E. The level of committment of England, France, and the United States in a new European war is the most complicated and difficult to unravel. I will only say this much now, with a promissory note for later, if there is any interest:
- The political economy of interwar Europe was completely fubar. Huge quantities of resources had been lent by citizens to governments (their own, and their allies’). Confiscatory levels of either (i) taxation or (ii) inflation were the only realistic options for repayment; but both these, and the equally confiscatory option of (iii) default, could be vetoed by domestic political constituencies.

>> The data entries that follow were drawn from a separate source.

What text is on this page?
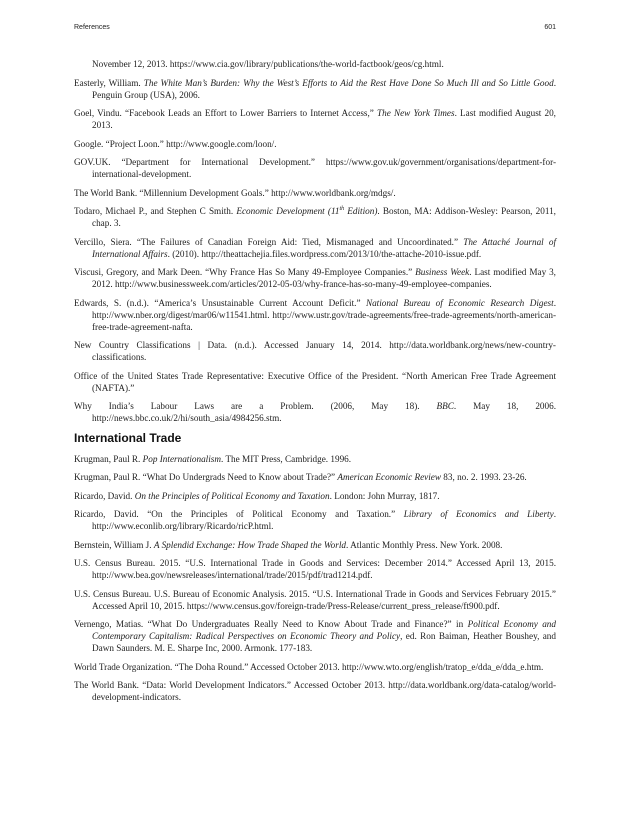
References	601

November 12, 2013. https://www.cia.gov/library/publications/the-world-factbook/geos/cg.html.

Easterly, William. The White Man’s Burden: Why the West’s Efforts to Aid the Rest Have Done So Much Ill and So Little Good. Penguin Group (USA), 2006.

Goel, Vindu. “Facebook Leads an Effort to Lower Barriers to Internet Access,” The New York Times. Last modified August 20, 2013.

Google. “Project Loon.” http://www.google.com/loon/.

GOV.UK. “Department for International Development.” https://www.gov.uk/government/organisations/department-for-international-development.

The World Bank. “Millennium Development Goals.” http://www.worldbank.org/mdgs/.

Todaro, Michael P., and Stephen C Smith. Economic Development (11th Edition). Boston, MA: Addison-Wesley: Pearson, 2011, chap. 3.

Vercillo, Siera. “The Failures of Canadian Foreign Aid: Tied, Mismanaged and Uncoordinated.” The Attaché Journal of International Affairs. (2010). http://theattachejia.files.wordpress.com/2013/10/the-attache-2010-issue.pdf.

Viscusi, Gregory, and Mark Deen. “Why France Has So Many 49-Employee Companies.” Business Week. Last modified May 3, 2012. http://www.businessweek.com/articles/2012-05-03/why-france-has-so-many-49-employee-companies.

Edwards, S. (n.d.). “America’s Unsustainable Current Account Deficit.” National Bureau of Economic Research Digest. http://www.nber.org/digest/mar06/w11541.html. http://www.ustr.gov/trade-agreements/free-trade-agreements/north-american-free-trade-agreement-nafta.

New Country Classifications | Data. (n.d.). Accessed January 14, 2014. http://data.worldbank.org/news/new-country-classifications.

Office of the United States Trade Representative: Executive Office of the President. “North American Free Trade Agreement (NAFTA).”

Why India’s Labour Laws are a Problem. (2006, May 18). BBC. May 18, 2006. http://news.bbc.co.uk/2/hi/south_asia/4984256.stm.

International Trade

Krugman, Paul R. Pop Internationalism. The MIT Press, Cambridge. 1996.

Krugman, Paul R. “What Do Undergrads Need to Know about Trade?” American Economic Review 83, no. 2. 1993. 23-26.

Ricardo, David. On the Principles of Political Economy and Taxation. London: John Murray, 1817.

Ricardo, David. “On the Principles of Political Economy and Taxation.” Library of Economics and Liberty. http://www.econlib.org/library/Ricardo/ricP.html.

Bernstein, William J. A Splendid Exchange: How Trade Shaped the World. Atlantic Monthly Press. New York. 2008.

U.S. Census Bureau. 2015. “U.S. International Trade in Goods and Services: December 2014.” Accessed April 13, 2015. http://www.bea.gov/newsreleases/international/trade/2015/pdf/trad1214.pdf.

U.S. Census Bureau. U.S. Bureau of Economic Analysis. 2015. “U.S. International Trade in Goods and Services February 2015.” Accessed April 10, 2015. https://www.census.gov/foreign-trade/Press-Release/current_press_release/ft900.pdf.

Vernengo, Matias. “What Do Undergraduates Really Need to Know About Trade and Finance?” in Political Economy and Contemporary Capitalism: Radical Perspectives on Economic Theory and Policy, ed. Ron Baiman, Heather Boushey, and Dawn Saunders. M. E. Sharpe Inc, 2000. Armonk. 177-183.

World Trade Organization. “The Doha Round.” Accessed October 2013. http://www.wto.org/english/tratop_e/dda_e/dda_e.htm.

The World Bank. “Data: World Development Indicators.” Accessed October 2013. http://data.worldbank.org/data-catalog/world-development-indicators.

- And on top of the debt itself, most governments had undertaken to indemnify property owners against the value of property destroyed during the war (a humungous sum) and to guarantee the newly-demobilized infantrymen a higher quality of life than the working class had previously known. Not cheap!
- Part of the fiasco of Versailles was the illusion that Germany would solve its problems and its enemies problems by taxing/confiscating the entire property of the German landed and industrial elite to pay everyone’s obligations. But obviously this solution was as unlikely to actually be tried in Germany as in any other capitalist country.

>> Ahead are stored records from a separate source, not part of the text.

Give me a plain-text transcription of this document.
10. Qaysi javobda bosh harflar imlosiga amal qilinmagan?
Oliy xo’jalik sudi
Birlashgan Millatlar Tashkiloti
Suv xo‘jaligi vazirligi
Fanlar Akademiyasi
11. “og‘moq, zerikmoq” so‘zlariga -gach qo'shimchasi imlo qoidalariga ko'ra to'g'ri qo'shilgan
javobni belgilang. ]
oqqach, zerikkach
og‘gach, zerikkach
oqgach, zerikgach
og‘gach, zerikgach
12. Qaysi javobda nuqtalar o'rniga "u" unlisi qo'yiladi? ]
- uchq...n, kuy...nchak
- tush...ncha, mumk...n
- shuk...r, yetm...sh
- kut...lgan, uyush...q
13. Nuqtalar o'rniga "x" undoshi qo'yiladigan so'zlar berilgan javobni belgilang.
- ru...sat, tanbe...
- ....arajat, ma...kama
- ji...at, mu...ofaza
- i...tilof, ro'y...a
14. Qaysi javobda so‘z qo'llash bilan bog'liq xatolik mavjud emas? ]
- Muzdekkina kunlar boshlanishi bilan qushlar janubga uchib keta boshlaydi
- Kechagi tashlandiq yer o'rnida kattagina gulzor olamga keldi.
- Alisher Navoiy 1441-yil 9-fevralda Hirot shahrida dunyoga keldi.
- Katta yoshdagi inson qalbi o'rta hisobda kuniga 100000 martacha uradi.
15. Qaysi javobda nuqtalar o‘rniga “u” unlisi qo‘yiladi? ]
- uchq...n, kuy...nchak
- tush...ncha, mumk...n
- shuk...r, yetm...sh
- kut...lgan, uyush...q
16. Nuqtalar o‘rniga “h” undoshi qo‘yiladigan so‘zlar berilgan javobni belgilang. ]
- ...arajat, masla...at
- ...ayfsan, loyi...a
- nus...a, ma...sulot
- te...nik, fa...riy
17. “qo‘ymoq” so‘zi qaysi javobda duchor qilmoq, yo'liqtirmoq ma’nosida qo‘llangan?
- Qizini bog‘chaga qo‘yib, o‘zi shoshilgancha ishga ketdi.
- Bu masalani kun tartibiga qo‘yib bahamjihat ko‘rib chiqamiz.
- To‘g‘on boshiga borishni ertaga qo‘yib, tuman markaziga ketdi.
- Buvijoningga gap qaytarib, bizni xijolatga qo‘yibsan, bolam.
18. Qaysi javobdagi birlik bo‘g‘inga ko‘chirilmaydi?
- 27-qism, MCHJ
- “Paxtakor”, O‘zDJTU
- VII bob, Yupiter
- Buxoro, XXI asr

- On top of all this illogic, Germany’s enemies expected there would be net flows of goods from Germany to them (strengthening their balance sheets) but net flows of exports from them to Germany (strengthening their industry and satisfying their working class). Against folly, the gods themselves contend in vain.

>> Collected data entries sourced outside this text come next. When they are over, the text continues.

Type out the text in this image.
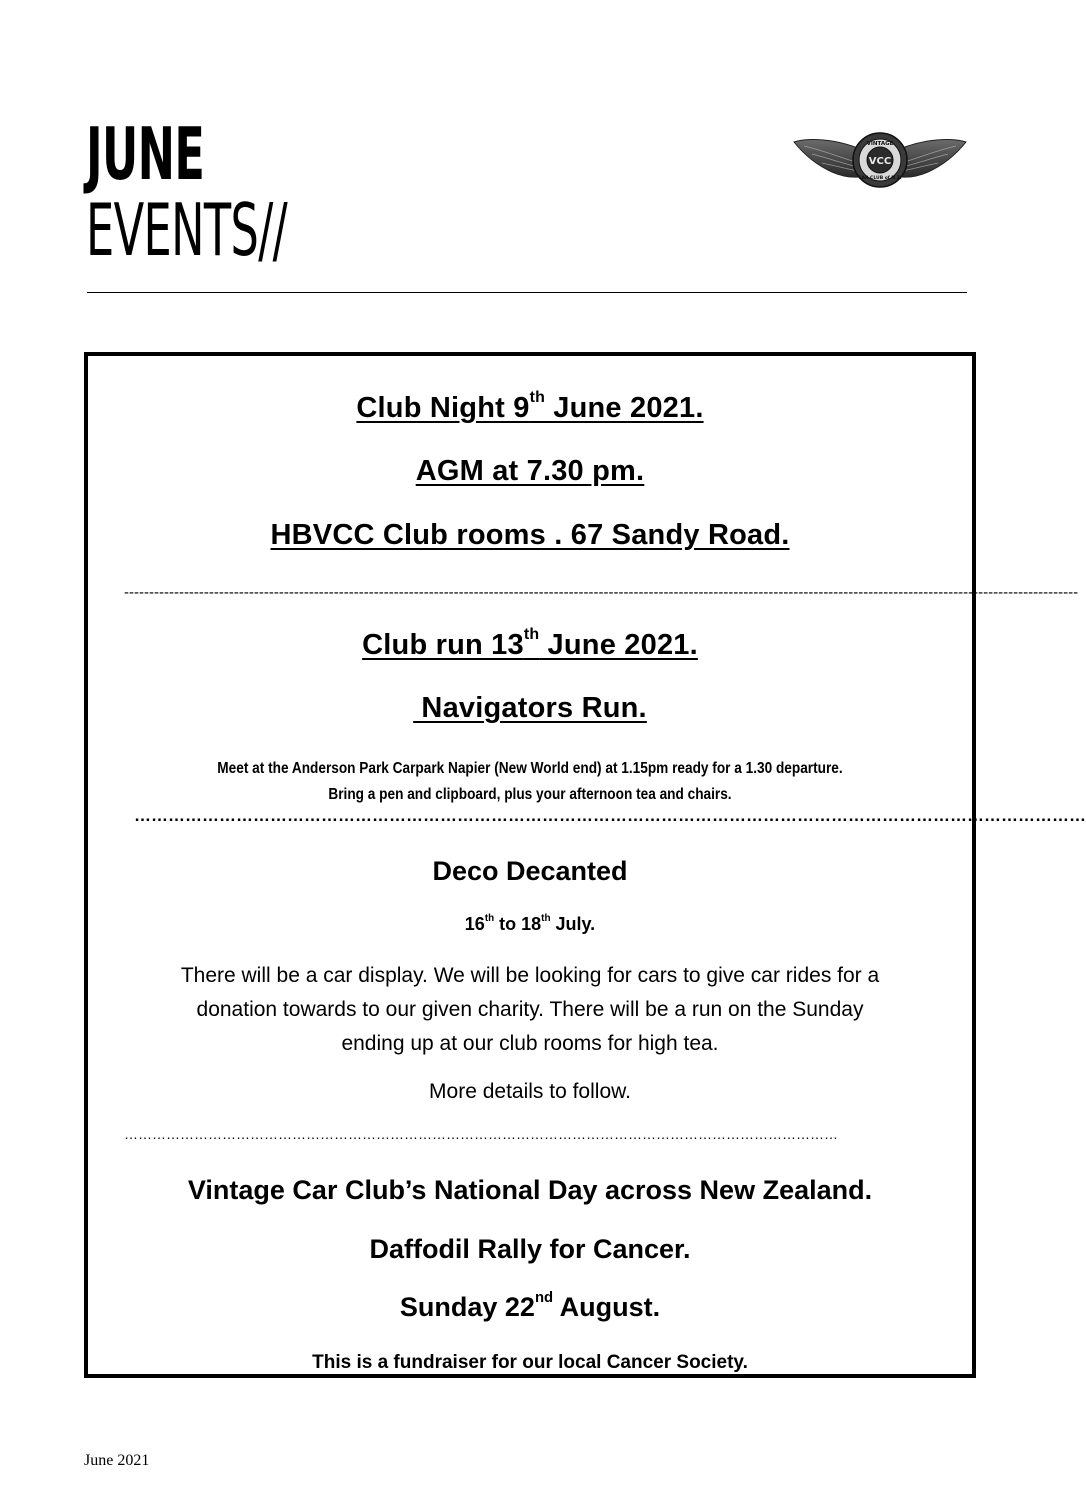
JUNE
EVENTS//
VCC
VINTAGE
CAR CLUB of N.Z.

Club Night 9th June 2021.

AGM at 7.30 pm.

HBVCC Club rooms . 67 Sandy Road.

-----------------------------------------------------------------------------------------------------------------------------------------------------------------------------------------------

Club run 13th June 2021.

Navigators Run.

Meet at the Anderson Park Carpark Napier (New World end) at 1.15pm ready for a 1.30 departure.

Bring a pen and clipboard, plus your afternoon tea and chairs.

……………………………………………………………………………………………………………………………………………………

Deco Decanted

16th to 18th July.

There will be a car display. We will be looking for cars to give car rides for a

donation towards to our given charity. There will be a run on the Sunday

ending up at our club rooms for high tea.

More details to follow.

………………………………………………………………………………………………………………………………………

Vintage Car Club’s National Day across New Zealand.

Daffodil Rally for Cancer.

Sunday 22nd August.

This is a fundraiser for our local Cancer Society.

June 2021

- These absurd mechanics of the interwar economic system created at Versailles made deflationary depressions a near-certainty for any countries who stayed on the gold standard. But the loss of national sovereignty which the joint supervision of the Versailles articles entailed meant that no mainstream political parties were willing to contemplate rejecting core principles of the transnational elite: principles like the gold standard, for example.
- Beyond (but intersecting with) economic squabbles, the ostensible ideology of ethno-nationalism invoked to justify the interwar boundaries drawn at Versailles and Trianon clashed messily with the reality that France wanted Germany ringed in by states able to resist Germany and likely to oppose Germany. This guaranteed a Europe with a maximum number of border disputes, a minimum willingness to cooperate on shared interests, and a total lack of any common principle to disambiguate “legitimate” from “illegitimate” claims and counter-claims.